The LLM4Eval workshop will be colocated with SIGIR 2025 in Padua, Italy and takes place on July 17th, 2025.
Time | Agenda |
---|---|
9:00 - 9:15 | Opening Remarks |
9:15 - 10:00 | Keynote Talk: Chirag Shah |
10:00 - 10:30 | Coffee break + Poster Presentations |
10:30 - 12:30 | Paper Presentations |
12:30 - 14:00 | Lunch break + Poster Presentations |
14:00 - 15:30 | Breakout Discussion |
15:30 - 16:00 | Coffee break |
16:00 - 16:45 | Breakout Discussion Reports |
16:45 - 17:00 | Closing Remarks |
Keynote Talk
From Relevance to Reality: Scaling Human-Centered Evaluation in the LLM Era
Chirag Shah, University of Washington
Abstract.
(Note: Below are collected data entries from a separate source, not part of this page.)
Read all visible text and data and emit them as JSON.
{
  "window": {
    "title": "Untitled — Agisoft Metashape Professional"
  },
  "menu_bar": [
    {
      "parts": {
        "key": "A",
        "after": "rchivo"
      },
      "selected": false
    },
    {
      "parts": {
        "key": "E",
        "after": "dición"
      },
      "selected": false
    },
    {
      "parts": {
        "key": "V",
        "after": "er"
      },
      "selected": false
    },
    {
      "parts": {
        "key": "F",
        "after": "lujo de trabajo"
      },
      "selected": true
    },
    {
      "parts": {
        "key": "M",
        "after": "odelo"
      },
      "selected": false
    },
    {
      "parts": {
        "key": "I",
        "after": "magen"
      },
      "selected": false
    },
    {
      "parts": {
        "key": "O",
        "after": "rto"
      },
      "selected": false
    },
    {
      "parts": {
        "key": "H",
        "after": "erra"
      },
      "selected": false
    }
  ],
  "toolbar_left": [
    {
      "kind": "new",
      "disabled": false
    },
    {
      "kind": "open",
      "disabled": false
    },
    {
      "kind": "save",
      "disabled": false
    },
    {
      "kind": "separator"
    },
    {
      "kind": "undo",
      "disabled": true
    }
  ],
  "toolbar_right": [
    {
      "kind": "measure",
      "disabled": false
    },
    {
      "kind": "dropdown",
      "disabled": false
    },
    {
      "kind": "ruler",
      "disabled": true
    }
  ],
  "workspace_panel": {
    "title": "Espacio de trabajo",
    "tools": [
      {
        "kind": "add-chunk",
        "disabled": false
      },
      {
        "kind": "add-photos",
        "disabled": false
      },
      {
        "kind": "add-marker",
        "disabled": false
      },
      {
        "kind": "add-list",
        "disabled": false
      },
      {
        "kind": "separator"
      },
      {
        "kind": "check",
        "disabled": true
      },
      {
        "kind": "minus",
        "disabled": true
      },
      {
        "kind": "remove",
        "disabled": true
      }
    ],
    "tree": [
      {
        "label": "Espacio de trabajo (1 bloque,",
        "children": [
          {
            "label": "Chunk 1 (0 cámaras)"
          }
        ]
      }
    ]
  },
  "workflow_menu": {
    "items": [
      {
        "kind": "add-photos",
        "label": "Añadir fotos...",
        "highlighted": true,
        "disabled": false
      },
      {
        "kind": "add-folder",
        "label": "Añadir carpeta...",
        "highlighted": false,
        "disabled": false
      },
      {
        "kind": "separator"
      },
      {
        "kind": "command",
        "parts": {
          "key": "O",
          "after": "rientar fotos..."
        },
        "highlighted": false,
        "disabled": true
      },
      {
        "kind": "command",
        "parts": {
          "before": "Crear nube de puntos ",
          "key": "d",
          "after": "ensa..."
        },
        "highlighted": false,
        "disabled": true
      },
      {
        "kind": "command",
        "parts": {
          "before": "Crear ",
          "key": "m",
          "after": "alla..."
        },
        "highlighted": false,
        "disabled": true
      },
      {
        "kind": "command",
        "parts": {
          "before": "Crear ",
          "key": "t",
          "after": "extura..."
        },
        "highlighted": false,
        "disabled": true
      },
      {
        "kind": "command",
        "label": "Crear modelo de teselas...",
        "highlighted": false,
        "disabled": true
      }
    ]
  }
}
The widespread adoption of LLMs as evaluators represents a fundamental shift in how we assess information systems, but our current approaches remain rooted in ad-hoc prompt engineering rather than systematic scientific methodology. Drawing from our recent work on usefulness evaluation and Theory of Mind reasoning in LLMs, I’ll demonstrate that while LLMs show remarkable capabilities as evaluators, their outputs demand the same level of scrutiny we apply to any scientific instrument. This trust requires three foundational advances. First, we must move beyond static evaluation paradigms toward dynamic benchmark generation that can evolve with rapidly advancing models. Second, we need systematic verification methods that can validate LLM judgments without falling into infinite recursive loops. Most critically, we must abandon prompt engineering’s trial-and-error approach in favor of “prompt science”—a methodology that brings transparency, replicability, and rigor to evaluation tasks. The future of LLM-based evaluation lies not in more sophisticated prompts, but in more sophisticated science.
Bio. Chirag Shah is Professor of Information and Computer Science at University of Washington (UW) in Seattle. He is the Founding Director for InfoSeeking Lab and Founding Co-Director of Center for Responsibility in AI Systems & Experiences (RAISE). His research focuses on building, auditing, and correcting agentic information access systems. Shah is a Distinguished Member of ACM as well as ASIS&T, and a Senior Member of IEEE. He has published nearly 200 peer-reviewed articles and authored seven books, including textbooks on data science and machine learning. He also works closely with industrial research labs on cutting-edge problems, typically as a visiting researcher. The most recent engagements include Amazon, ByteDance, Getty Images, Microsoft Research, and Spotify.